UK ministers urge SMEs to adopt Cyber Essentials
Ministers and the National Cyber Security Centre have set out a simple plan for small firms. In an open letter published on 26 November 2025 and dated 24 November, DSIT’s Minister for the Digital Economy Liz Lloyd CBE and DBT’s Minister for Small Business Blair McDougall, joined by the NCSC’s chief executive, ask SMEs to do two things: use the NCSC’s free Cyber Action Toolkit and certify to Cyber Essentials. The message follows a run of high‑profile incidents and points to practical risk reduction.
The Cyber Action Toolkit gives a personalised to‑do list, turning cyber protection into small, manageable steps and tracking progress as you go. It’s designed for owner‑managers and teams without dedicated security staff, and it’s free. Cyber Essentials is described as the UK’s minimum standard for basic cyber hygiene. Beyond the badge, government highlights practical benefits: access to a 24/7 emergency helpline for certificate holders, stronger eligibility for public tenders and complimentary cyber insurance. For accuracy, note the insurance is available to eligible organisations that certify their whole organisation and have annual turnover under £20m, administered via IASME.

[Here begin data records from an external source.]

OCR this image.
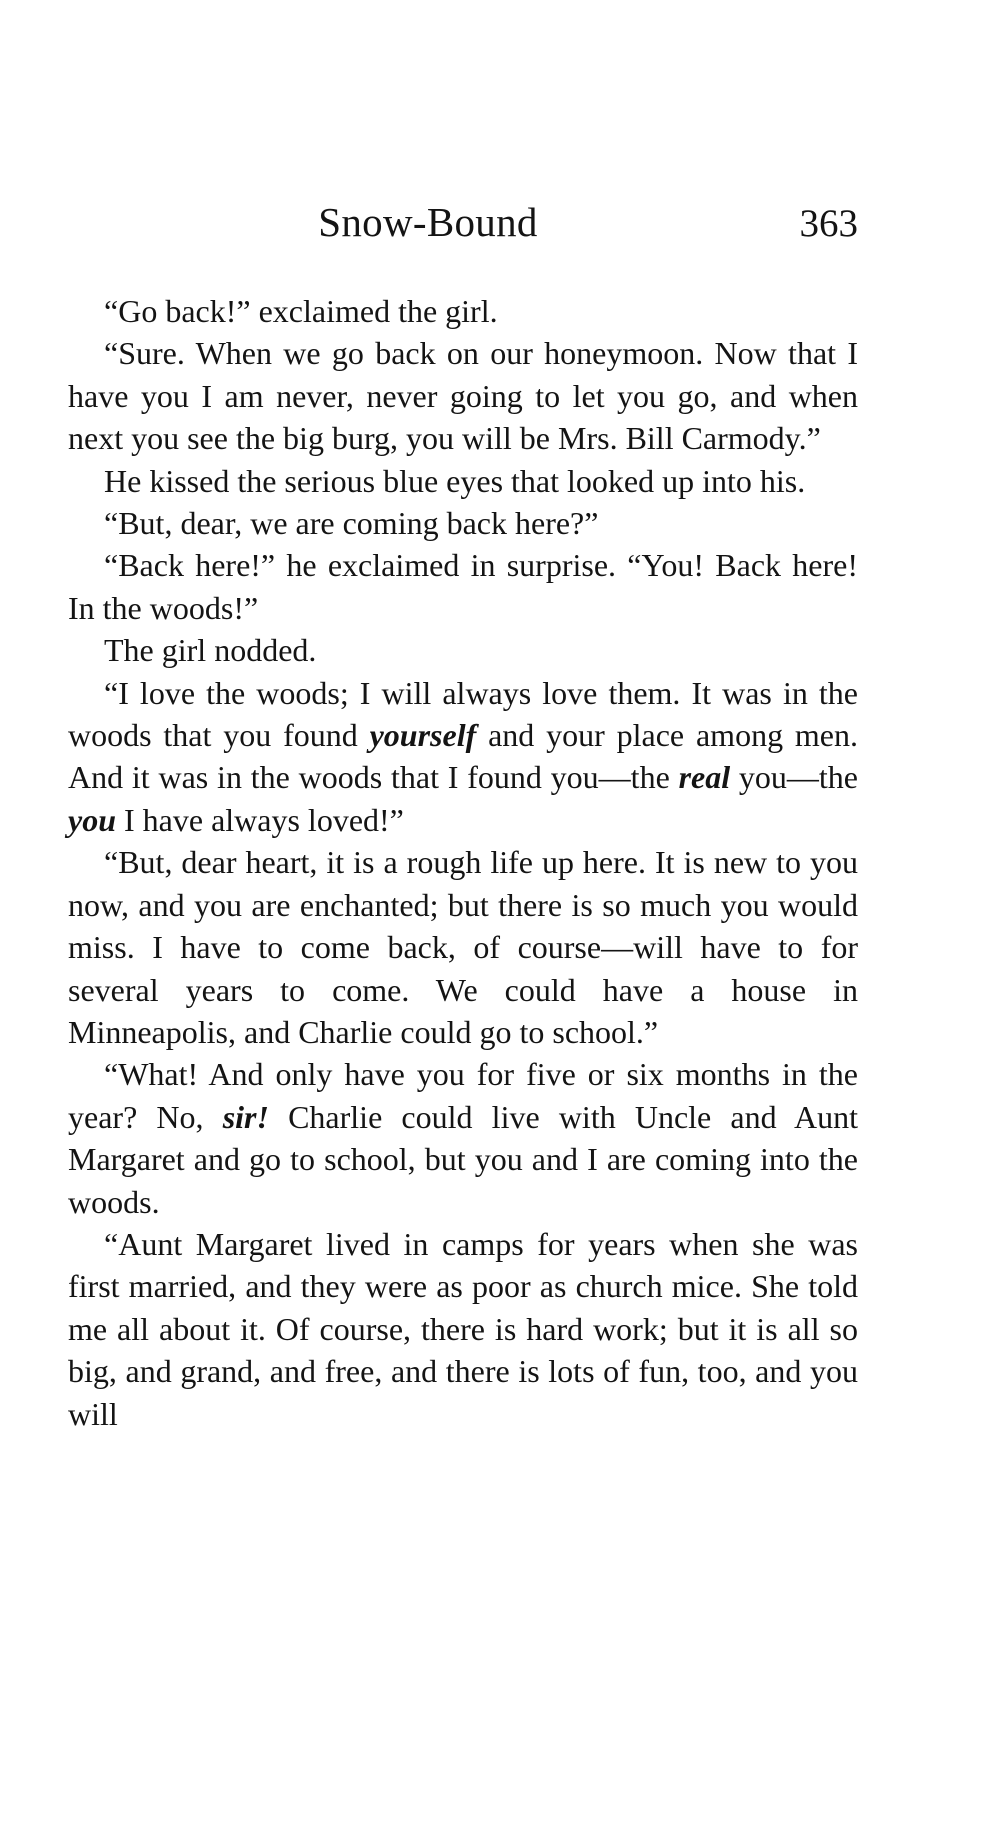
Snow-Bound	363

“Go back!” exclaimed the girl.

“Sure. When we go back on our honeymoon. Now that I have you I am never, never going to let you go, and when next you see the big burg, you will be Mrs. Bill Carmody.”

He kissed the serious blue eyes that looked up into his.

“But, dear, we are coming back here?”

“Back here!” he exclaimed in surprise. “You! Back here! In the woods!”

The girl nodded.

“I love the woods; I will always love them. It was in the woods that you found yourself and your place among men. And it was in the woods that I found you—the real you—the you I have always loved!”

“But, dear heart, it is a rough life up here. It is new to you now, and you are enchanted; but there is so much you would miss. I have to come back, of course—will have to for several years to come. We could have a house in Minneapolis, and Charlie could go to school.”

“What! And only have you for five or six months in the year? No, sir! Charlie could live with Uncle and Aunt Margaret and go to school, but you and I are coming into the woods.

“Aunt Margaret lived in camps for years when she was first married, and they were as poor as church mice. She told me all about it. Of course, there is hard work; but it is all so big, and grand, and free, and there is lots of fun, too, and you will
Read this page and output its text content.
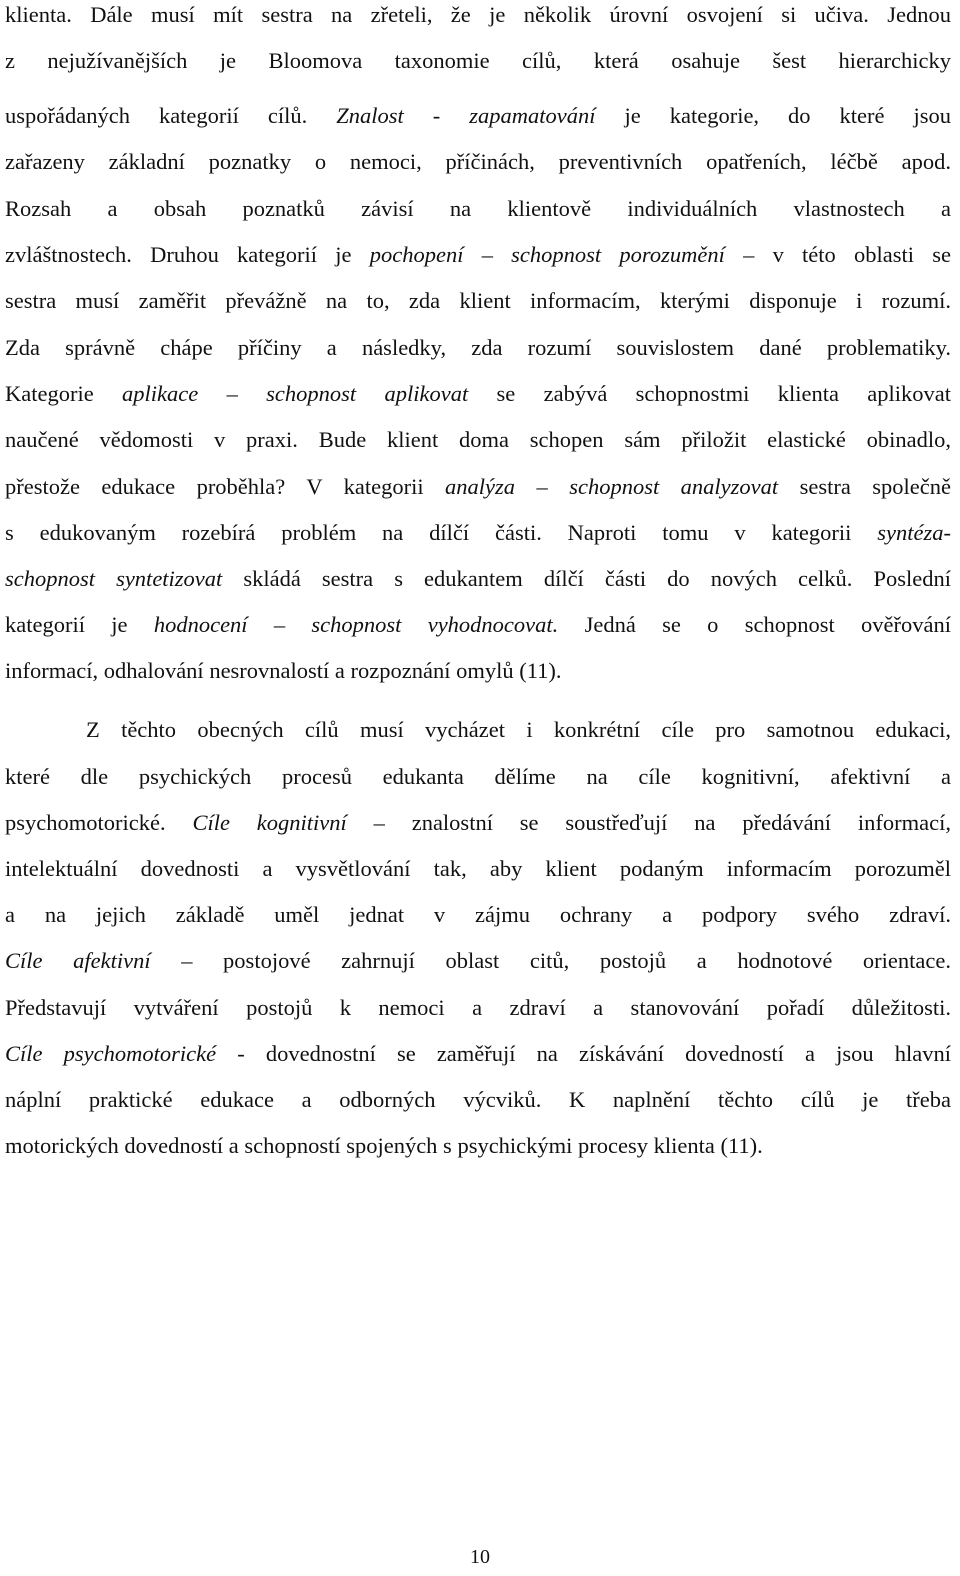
klienta. Dále musí mít sestra na zřeteli, že je několik úrovní osvojení si učiva. Jednou
z nejužívanějších je Bloomova taxonomie cílů, která osahuje šest hierarchicky
uspořádaných kategorií cílů. Znalost - zapamatování je kategorie, do které jsou
zařazeny základní poznatky o nemoci, příčinách, preventivních opatřeních, léčbě apod.
Rozsah a obsah poznatků závisí na klientově individuálních vlastnostech a
zvláštnostech. Druhou kategorií je pochopení – schopnost porozumění – v této oblasti se
sestra musí zaměřit převážně na to, zda klient informacím, kterými disponuje i rozumí.
Zda správně chápe příčiny a následky, zda rozumí souvislostem dané problematiky.
Kategorie aplikace – schopnost aplikovat se zabývá schopnostmi klienta aplikovat
naučené vědomosti v praxi. Bude klient doma schopen sám přiložit elastické obinadlo,
přestože edukace proběhla? V kategorii analýza – schopnost analyzovat sestra společně
s edukovaným rozebírá problém na dílčí části. Naproti tomu v kategorii syntéza-
schopnost syntetizovat skládá sestra s edukantem dílčí části do nových celků. Poslední
kategorií je hodnocení – schopnost vyhodnocovat. Jedná se o schopnost ověřování
informací, odhalování nesrovnalostí a rozpoznání omylů (11).
Z těchto obecných cílů musí vycházet i konkrétní cíle pro samotnou edukaci,
které dle psychických procesů edukanta dělíme na cíle kognitivní, afektivní a
psychomotorické. Cíle kognitivní – znalostní se soustřeďují na předávání informací,
intelektuální dovednosti a vysvětlování tak, aby klient podaným informacím porozuměl
a na jejich základě uměl jednat v zájmu ochrany a podpory svého zdraví.
Cíle afektivní – postojové zahrnují oblast citů, postojů a hodnotové orientace.
Představují vytváření postojů k nemoci a zdraví a stanovování pořadí důležitosti.
Cíle psychomotorické - dovednostní se zaměřují na získávání dovedností a jsou hlavní
náplní praktické edukace a odborných výcviků. K naplnění těchto cílů je třeba
motorických dovedností a schopností spojených s psychickými procesy klienta (11).
10
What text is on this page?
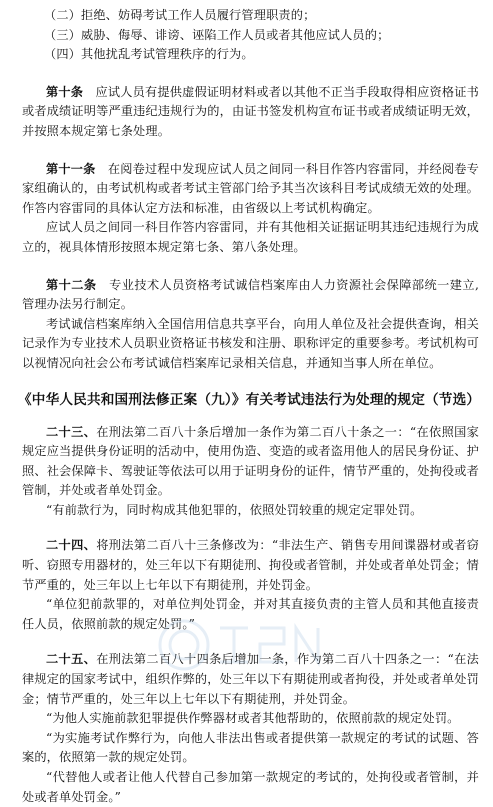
（二）拒绝、妨碍考试工作人员履行管理职责的；

（三）威胁、侮辱、诽谤、诬陷工作人员或者其他应试人员的；

（四）其他扰乱考试管理秩序的行为。

第十条　 应试人员有提供虚假证明材料或者以其他不正当手段取得相应资格证书或者成绩证明等严重违纪违规行为的，由证书签发机构宣布证书或者成绩证明无效，并按照本规定第七条处理。

第十一条　 在阅卷过程中发现应试人员之间同一科目作答内容雷同，并经阅卷专家组确认的，由考试机构或者考试主管部门给予其当次该科目考试成绩无效的处理。作答内容雷同的具体认定方法和标准，由省级以上考试机构确定。

应试人员之间同一科目作答内容雷同，并有其他相关证据证明其违纪违规行为成立的，视具体情形按照本规定第七条、第八条处理。

第十二条　 专业技术人员资格考试诚信档案库由人力资源社会保障部统一建立,管理办法另行制定。

考试诚信档案库纳入全国信用信息共享平台，向用人单位及社会提供查询，相关记录作为专业技术人员职业资格证书核发和注册、职称评定的重要参考。考试机构可以视情况向社会公布考试诚信档案库记录相关信息，并通知当事人所在单位。

《中华人民共和国刑法修正案（九）》有关考试违法行为处理的规定（节选）

二十三、在刑法第二百八十条后增加一条作为第二百八十条之一：“在依照国家规定应当提供身份证明的活动中，使用伪造、变造的或者盗用他人的居民身份证、护照、社会保障卡、驾驶证等依法可以用于证明身份的证件，情节严重的，处拘役或者管制，并处或者单处罚金。

“有前款行为，同时构成其他犯罪的，依照处罚较重的规定定罪处罚。

二十四、将刑法第二百八十三条修改为：“非法生产、销售专用间谍器材或者窃听、窃照专用器材的，处三年以下有期徒刑、拘役或者管制，并处或者单处罚金；情节严重的，处三年以上七年以下有期徒刑，并处罚金。

“单位犯前款罪的，对单位判处罚金，并对其直接负责的主管人员和其他直接责任人员，依照前款的规定处罚。”

二十五、在刑法第二百八十四条后增加一条，作为第二百八十四条之一：“在法律规定的国家考试中，组织作弊的，处三年以下有期徒刑或者拘役，并处或者单处罚金；情节严重的，处三年以上七年以下有期徒刑，并处罚金。

“为他人实施前款犯罪提供作弊器材或者其他帮助的，依照前款的规定处罚。

“为实施考试作弊行为，向他人非法出售或者提供第一款规定的考试的试题、答案的，依照第一款的规定处罚。

“代替他人或者让他人代替自己参加第一款规定的考试的，处拘役或者管制，并处或者单处罚金。”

Why the nudge now? The letter notes that half of small businesses reported a cyber attack in the past year; 35% of micro firms reported phishing. That reflects what many owners tell us: the day‑to‑day noise - suspicious emails, spoofed invoices and fake login pages - drains time and confidence. Government’s Cyber Security Breaches Survey 2025 estimates the average total cost of the most disruptive breach at about £1,600 for businesses overall, and around £1,510 for micro and small firms when those with no cost are included. Among those that did incur costs, the average rises to roughly £3,400 for micro and small businesses - easily eclipsing entry‑level certification fees.
For a 10‑person consultancy, the official assessment fee for basic Cyber Essentials is £440 plus VAT. Micro firms pay £320 plus VAT; medium‑sized businesses £500; large £600. These fees are set by IASME, the scheme’s delivery partner, and are consistent across providers. Against the typical non‑zero breach cost above, the maths is straightforward.
Certification can also improve your route into public‑sector work. The government letter says Cyber Essentials opens doors to government contracts; defence is moving further with the new Defence Cyber Certification scheme, which starts from a Cyber Essentials baseline and is set to become a requirement across MOD supply chains. If public work is on your 2026 roadmap, this is a pragmatic early task.
Insurance is the other lever. The letter points to insurer data that organisations with Cyber Essentials are 92% less likely to make a claim on their cyber policy. For eligible UK organisations that certify their whole business and turn over under £20m, the scheme includes automatic cyber liability insurance and a 24/7 incident helpline - a useful backstop if the worst happens.
A workable plan looks like this. Start with the NCSC Cyber Action Toolkit and close the obvious gaps on updates, strong passwords, multi‑factor authentication and device settings. Map what’s in scope for certification - staff, devices and cloud services - and schedule a board‑level sign‑off so your answers carry weight. If you handle sensitive data or sit in a regulated supply chain, plan to step up to Cyber Essentials Plus after the self‑assessment to verify controls independently. The scheme’s technical requirements are due to refresh in April 2026, so starting now avoids a spring bottleneck.
If you are facing an incident today, help is available around the clock. Businesses suffering a live cyber attack can call Action Fraud’s 24/7 line on 0300 123 2040; online reporting is also open at any time, and in Scotland you can call 101. If you hold Cyber Essentials, you gain an emergency helpline through the scheme’s insurance provider.
Boards shouldn’t park this with IT. The 2025 Breaches Survey finds only 27% of businesses have a named board member responsible for cyber security, down from 38% in 2021. Cyber Essentials forces simple governance: an executive sign‑off, five basic controls and an annual renewal. It’s not a cure‑all, but it raises the floor for day‑to‑day risk.
For agencies, retailers, clinics and micro‑manufacturers, the payoff is clear. The NCSC toolkit costs time, not cash; basic Cyber Essentials costs a few hundred pounds and can strengthen tender readiness and insurance terms. With ministers framing this as essential housekeeping, the next step is straightforward: open the toolkit, book certification, and lock in a lower‑risk 2026.